In my quest to find the answers, I wrote a book chapter titled Clearly Communicating Conceptions of Validity and Reliability (Dean, 2021). I found that a satisfactory level of reliability depends on how it is being used. Nunnally wrote that for modest reliability, “.70 or higher will suffice,” yet for the purpose of applied settings, a score of “.80 is not nearly high enough;” however, “a reliability of .90 is the minimum that should be tolerated, and a reliability of .95 should be considered the desirable standard” (Nunnally, 1978, pp. 245-246). In other words, it is time to raise the standards for reliability.
The Data is Reliable vs The Instrument is Reliable
The final misconception of coefficient alpha is the common phrase where someone says the instrument is valid and reliable. The coefficient alpha is not measuring the reliability of the instrument itself. It measures the data gathered from the instrument.
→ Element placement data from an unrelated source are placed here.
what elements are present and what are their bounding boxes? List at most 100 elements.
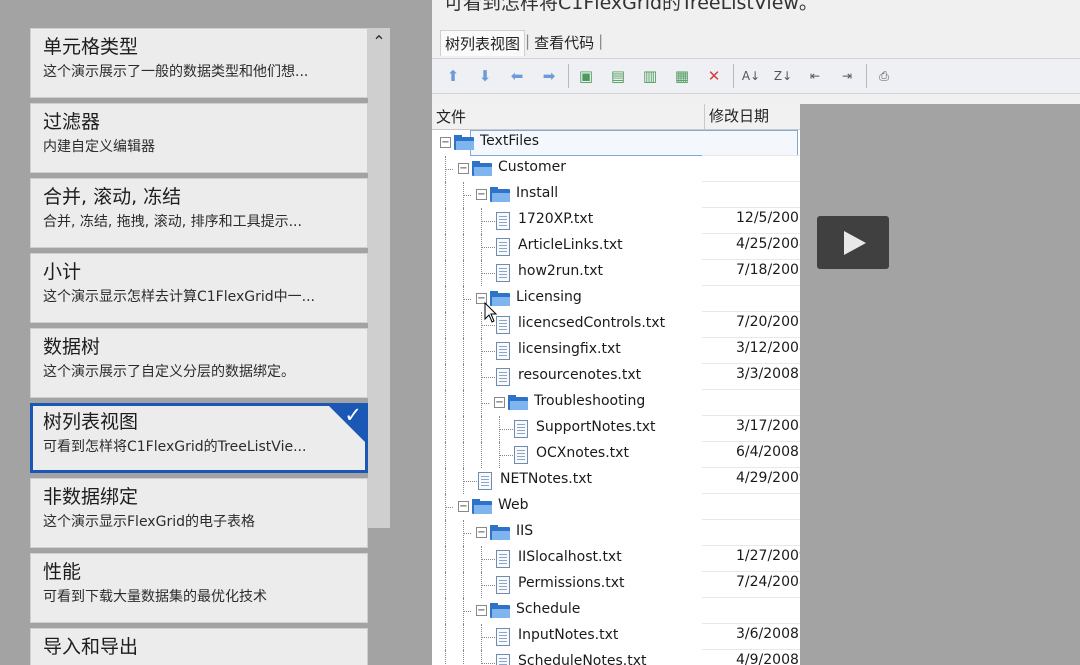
grid-body: − TextFiles − Customer − Install 1720XP.txt 12/… [432, 130, 800, 665]
tree-row[interactable]: how2run.txt 7/18/2007 [432, 260, 800, 286]
tree-row[interactable]: IISlocalhost.txt 1/27/2009 [432, 546, 800, 572]
tree-connector [463, 611, 471, 612]
tree-row[interactable]: Permissions.txt 7/24/2008 [432, 572, 800, 598]
folder-name: Customer [498, 159, 567, 175]
tree-connector [481, 260, 482, 286]
demo-list-item[interactable]: 树列表视图 可看到怎样将C1FlexGrid的TreeListVie... ✓ [30, 403, 368, 473]
sort-descending-icon[interactable]: Z↓ [770, 63, 796, 89]
tree-connector [463, 390, 464, 416]
text-file-icon [496, 654, 510, 665]
toolbar-divider [866, 64, 867, 88]
demo-item-description: 可看到下载大量数据集的最优化技术 [43, 589, 267, 605]
demo-item-title: 数据树 [43, 336, 101, 358]
tree-connector [445, 312, 446, 338]
arrow-up-icon[interactable]: ⬆ [440, 63, 466, 89]
demo-item-title: 单元格类型 [43, 36, 139, 58]
collapse-toggle-icon[interactable]: − [476, 189, 487, 200]
tree-row[interactable]: − IIS [432, 520, 800, 546]
collapse-toggle-icon[interactable]: − [458, 163, 469, 174]
view-tabs: 树列表视图 | 查看代码 | [440, 30, 603, 56]
collapse-toggle-icon[interactable]: − [476, 605, 487, 616]
outdent-icon[interactable]: ⇤ [802, 63, 828, 89]
arrow-down-icon[interactable]: ⬇ [472, 63, 498, 89]
checkmark-icon: ✓ [344, 403, 362, 427]
tree-row[interactable]: NETNotes.txt 4/29/2009 [432, 468, 800, 494]
tree-row[interactable]: − Schedule [432, 598, 800, 624]
tree-row[interactable]: − Web [432, 494, 800, 520]
add-child-icon[interactable]: ▤ [605, 63, 631, 89]
sort-ascending-icon[interactable]: A↓ [738, 63, 764, 89]
demo-list-panel: 单元格类型 这个演示展示了一般的数据类型和他们想... 过滤器 内建自定义编辑器 合并,… [0, 0, 390, 665]
arrow-left-icon[interactable]: ⬅ [504, 63, 530, 89]
date-cell [702, 286, 800, 312]
file-name: how2run.txt [518, 263, 604, 279]
delete-icon[interactable]: ✕ [701, 63, 727, 89]
tree-connector [445, 390, 446, 416]
arrow-right-icon[interactable]: ➡ [536, 63, 562, 89]
modified-date: 7/18/2007 [736, 262, 800, 278]
tree-row[interactable]: − TextFiles [432, 130, 800, 156]
text-file-icon [514, 446, 528, 464]
copy-icon[interactable]: ▦ [669, 63, 695, 89]
demo-list: 单元格类型 这个演示展示了一般的数据类型和他们想... 过滤器 内建自定义编辑器 合并,… [30, 28, 370, 665]
tree-row[interactable]: − Customer [432, 156, 800, 182]
demo-item-description: 这个演示展示了自定义分层的数据绑定。 [43, 364, 295, 380]
demo-list-item[interactable]: 数据树这个演示展示了自定义分层的数据绑定。 [30, 328, 368, 398]
tree-connector [445, 572, 446, 598]
tree-row[interactable]: resourcenotes.txt 3/3/2008 [432, 364, 800, 390]
tree-row[interactable]: InputNotes.txt 3/6/2008 [432, 624, 800, 650]
column-header-modified-date[interactable]: 修改日期 [704, 104, 800, 130]
toolbar-divider [733, 64, 734, 88]
demo-list-item[interactable]: 非数据绑定 这个演示显示FlexGrid的电子表格 [30, 478, 368, 548]
tree-row[interactable]: SupportNotes.txt 3/17/2008 [432, 416, 800, 442]
add-node-icon[interactable]: ▣ [573, 63, 599, 89]
modified-date: 7/20/2007 [736, 314, 800, 330]
tree-connector [445, 468, 446, 494]
tree-row[interactable]: − Install [432, 182, 800, 208]
print-icon[interactable]: ⎙ [871, 63, 897, 89]
tree-connector [445, 286, 446, 312]
tree-connector [463, 520, 464, 546]
tree-connector [445, 338, 446, 364]
demo-list-item[interactable]: 小计 这个演示显示怎样去计算C1FlexGrid中一... [30, 253, 368, 323]
folder-name: Web [498, 497, 529, 513]
modified-date: 4/29/2009 [736, 470, 800, 486]
demo-item-title: 合并, 滚动, 冻结 [43, 186, 182, 208]
tree-row[interactable]: licensingfix.txt 3/12/2008 [432, 338, 800, 364]
scroll-up-icon[interactable]: ⌃ [368, 28, 390, 56]
tree-row[interactable]: − Troubleshooting [432, 390, 800, 416]
tree-connector [463, 364, 464, 390]
treelist-demo-window: 可看到怎样将C1FlexGrid的TreeListView。 树列表视图 | 查… [432, 0, 1080, 665]
column-header-file[interactable]: 文件 [436, 106, 466, 127]
tree-connector [481, 572, 482, 598]
collapse-toggle-icon[interactable]: − [494, 397, 505, 408]
tree-row[interactable]: 1720XP.txt 12/5/2007 [432, 208, 800, 234]
collapse-toggle-icon[interactable]: − [458, 501, 469, 512]
demo-list-item[interactable]: 合并, 滚动, 冻结 合并, 冻结, 拖拽, 滚动, 排序和工具提示... [30, 178, 368, 248]
demo-list-item[interactable]: 导入和导出 [30, 628, 368, 665]
tree-connector [463, 572, 464, 598]
text-file-icon [496, 316, 510, 334]
collapse-toggle-icon[interactable]: − [476, 527, 487, 538]
insert-icon[interactable]: ▥ [637, 63, 663, 89]
demo-list-scrollbar[interactable]: ⌃ [368, 28, 390, 528]
tree-row[interactable]: OCXnotes.txt 6/4/2008 [432, 442, 800, 468]
tab-view-code[interactable]: 查看代码 [530, 30, 598, 56]
play-icon[interactable] [817, 216, 889, 269]
tree-connector [481, 390, 482, 416]
indent-icon[interactable]: ⇥ [834, 63, 860, 89]
demo-list-item[interactable]: 过滤器 内建自定义编辑器 [30, 103, 368, 173]
grid-empty-area [800, 104, 1080, 665]
tree-row[interactable]: ScheduleNotes.txt 4/9/2008 [432, 650, 800, 665]
tree-connector [481, 403, 489, 404]
text-file-icon [496, 212, 510, 230]
collapse-toggle-icon[interactable]: − [440, 137, 451, 148]
demo-item-title: 小计 [43, 261, 82, 283]
tree-connector [463, 299, 471, 300]
demo-list-item[interactable]: 单元格类型 这个演示展示了一般的数据类型和他们想... [30, 28, 368, 98]
demo-list-item[interactable]: 性能 可看到下载大量数据集的最优化技术 [30, 553, 368, 623]
tree-connector [463, 416, 464, 442]
grid-header: 文件 修改日期 [432, 104, 800, 130]
tab-tree-list-view[interactable]: 树列表视图 [440, 30, 526, 56]
tree-row[interactable]: ArticleLinks.txt 4/25/2008 [432, 234, 800, 260]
It is more accurate to say the data is reliable instead of saying the instrument is reliable.
Cronbach, L. (1951). Coefficient alpha and the internal structure of tests. Psychometrika, 16, 297-334.
Cronbach, L. J., & Shavelson, R. J. (2004). My current thoughts on coefficient alpha and successor procedures. Educational and Psychological Measurement, 64(3), 391-418. https://doi.org/10.1177/0013164404266386
Dean, D. (2021). Clearly Communicating Conceptions of Validity and Reliability (M. Bocarnea, B. Winston, & D. Dean, Eds.). In Advancements in organizational data collection and measurements: Strategies for addressing attitudes, beliefs, and behaviors. Hershey, PA: Business Science Reference.
Liden, R. C., & Maslyn, J. M. (1998). Multidimensionality of Leader-Member Exchange: An empirical assessment through scale development. Journal of Management, 24(1), 43-72.